Tip-2 diyabet riskini azaltıyor
Kahvenin antimikrobiyal tesiri olduğunu belirten Cigerli, “Kahvenin içerdiği kafeinin candida albicansa karşı fungustatik tesir gösterdiği ve biyofilm oluşumunu engellediği birinci defa belirlenmiştir. Kahve ekstresi ise, diş çürümesine sebep olan streptococcus mutansa karşı engelleyici tesire sahiptir. Kahvenin yapısındaki kafein jel yahut krem halinde cilt bakım eserlerinde yer almaktadır. Kafein cilt üzerine uygulandığında kan damarlarını genişleterek daha zinde ve küçük kırışıklıkları azaltan bir cilt elde edilebilmektedir. Kahve çekirdeğinde bulunan “zar (silverskin)” kısmından hazırlanan sulu ekstrenin içerdiği fenolik bileşikler ve öbür biyoaktifler, Kaya etken hususlar nedeniyle yaşlılılığı hızlandıran oksidatif casuslara karşı cildi koruduğu ortaya konmuştur ve bu nedenle cilt sıhhatinde yaşlanma zıddı olarak kullanılabileceği fikri de desteklenmektedir. 10 binden fazla erkek yahut bayan Finli ya da Hollandalı bireyler üzerinde yapılan saha çalışmalarında, kahve içenlerin içmeyenlere oranla yüzde 50’den daha az Tip-2 diabetes mellitus riski taşıdığı ortaya konmuştur. Ayrıyeten 1 milyon iştirakçiyle ve 45 bin tip 2 diyabet hadisesiyle yapılan çalışmaya dayanan araştırmada kahve tüketimi ile diyabet riski ortasında güçlü bir karşıt korelasyon görüldüğü, kahvenin insülin direnci ve bozulmuş glikoz toleransı üzerine de olumlu tesirleri olduğu bilinmektedir.” diye konuştu.
Kilo vermeye yardımcı oluyor
Kahve alımının kardiyovasküler sıhhat üzerindeki tesirlerinden bahseden Cigerli, “Kardiyovasküler mortalite, koroner kalp hastalığı ve inme konusunda faydalı tesirleri olduğu ama yüksek alım ölçülerinde daha az tesirli olduğu çalışmalarda belirtilmiştir. Kafein ve klorojenik asit üzere kahve bileşenleri termojenez sistemlerini indüklemekte ve günlük 3-4 bardak kahve tüketimi günlük alınan güç ölçüsünü düşürmektedir. Ayrıyeten yapılan rastgele plasebo denetimli çalışmalarda günde 524 miligram kahve tüketiminin 151 miligram ve daha az tüketenlere nazaran kiloyu ve yağ kütlesini azalttığı, tokluk hissini arttırdığı da belirlenmiştir. Kahvenin merkezi hudut sistemi üzerinde uyarıcı tesiri olduğu, yorgunluğu giderici ve ağrı kesici aktifliğini arttırabildiği belirlenmiştir.” dedi.

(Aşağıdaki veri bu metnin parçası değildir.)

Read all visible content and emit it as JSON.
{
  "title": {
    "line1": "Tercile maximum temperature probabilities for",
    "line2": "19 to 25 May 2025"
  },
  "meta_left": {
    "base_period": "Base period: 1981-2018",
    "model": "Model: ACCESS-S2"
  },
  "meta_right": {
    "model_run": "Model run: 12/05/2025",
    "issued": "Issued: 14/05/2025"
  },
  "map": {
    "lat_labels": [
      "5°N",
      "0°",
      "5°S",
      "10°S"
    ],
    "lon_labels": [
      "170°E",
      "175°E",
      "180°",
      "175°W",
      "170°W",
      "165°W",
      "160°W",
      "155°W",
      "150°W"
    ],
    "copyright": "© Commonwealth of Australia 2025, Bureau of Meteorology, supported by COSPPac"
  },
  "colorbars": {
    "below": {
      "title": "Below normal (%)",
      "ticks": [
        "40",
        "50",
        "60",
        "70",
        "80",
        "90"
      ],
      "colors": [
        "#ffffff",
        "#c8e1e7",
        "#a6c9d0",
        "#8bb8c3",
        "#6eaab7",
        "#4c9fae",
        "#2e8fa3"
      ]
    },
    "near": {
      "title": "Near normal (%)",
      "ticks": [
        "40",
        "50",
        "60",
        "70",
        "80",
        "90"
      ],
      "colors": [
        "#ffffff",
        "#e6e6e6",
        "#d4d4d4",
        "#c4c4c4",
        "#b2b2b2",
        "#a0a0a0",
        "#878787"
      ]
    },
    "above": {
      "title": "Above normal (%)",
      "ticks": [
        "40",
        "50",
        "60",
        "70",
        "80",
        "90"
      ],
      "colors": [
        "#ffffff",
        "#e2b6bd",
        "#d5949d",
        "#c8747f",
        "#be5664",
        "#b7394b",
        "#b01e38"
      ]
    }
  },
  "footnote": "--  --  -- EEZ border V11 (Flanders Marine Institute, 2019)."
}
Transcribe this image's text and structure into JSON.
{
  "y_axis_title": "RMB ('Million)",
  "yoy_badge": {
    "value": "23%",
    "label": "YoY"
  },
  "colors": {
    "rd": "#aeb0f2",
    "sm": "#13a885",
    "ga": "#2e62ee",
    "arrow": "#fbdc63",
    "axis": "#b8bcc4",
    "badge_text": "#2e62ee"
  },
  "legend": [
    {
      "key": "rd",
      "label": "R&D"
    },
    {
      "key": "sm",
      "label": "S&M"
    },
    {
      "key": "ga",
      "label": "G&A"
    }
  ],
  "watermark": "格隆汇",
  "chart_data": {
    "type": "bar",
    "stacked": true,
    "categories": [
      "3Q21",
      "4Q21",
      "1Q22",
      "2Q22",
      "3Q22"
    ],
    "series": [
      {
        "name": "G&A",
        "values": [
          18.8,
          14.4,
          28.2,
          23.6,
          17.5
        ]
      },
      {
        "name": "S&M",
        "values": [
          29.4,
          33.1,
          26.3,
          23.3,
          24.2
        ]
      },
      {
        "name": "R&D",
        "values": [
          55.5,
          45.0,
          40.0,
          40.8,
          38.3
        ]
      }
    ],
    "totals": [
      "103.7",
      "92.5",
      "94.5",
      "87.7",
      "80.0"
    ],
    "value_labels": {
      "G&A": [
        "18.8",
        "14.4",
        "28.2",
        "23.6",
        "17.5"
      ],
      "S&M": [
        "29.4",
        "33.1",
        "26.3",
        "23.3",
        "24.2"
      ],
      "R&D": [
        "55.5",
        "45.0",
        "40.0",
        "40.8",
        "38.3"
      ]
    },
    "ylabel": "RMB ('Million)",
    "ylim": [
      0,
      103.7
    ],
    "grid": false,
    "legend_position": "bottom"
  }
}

Kahvenin yapısındaki kafein karaciğerde metabolize olduğunu söz eden Cigerli, “Bu nedenle karaciğer üzerinde çalışmalar ağırdır. Örneğin, kahve tüketimi yağlı karaciğer infiltrasyonunu ayarlayabilmektedir. Kahvenin karaciğer trigliseriti ile etkileşime girdiği ortaya konmuştur. Yapılan epidemiyolojik ve klinik çalışmalar; yaş, cinsiyet ve öbür faktörler kıymetlendirilerek kahve tüketiminin metabolik sendrom ile aykırı bağlantılı olduğunu göstermektedir. Hayvan modellerinde ise non-alkolik karaciğer yağlanmasıyla da kafein alımı ortasında zıt bir irtibat olduğu ortaya konmuştur. Lakin kullanılan kahvenin hazırlanışı, ölçüsü, içimi sırasında şeker kullanımı üzere faktörler bu deneysel sonuçları değiştirebilmektedir. Bu hedefle klinik çalışmaların daha da artması gerekmektedir. Amerikan Bayan Hastalıkları ve Doğum Uzmanları Kongresi’nde, hamilelikte günde 200 miligramın altında ölçülü bir kafein tüketiminin bebek ve anne için risk oluşturmadığı rapor edilmektedir.” diye konuştu.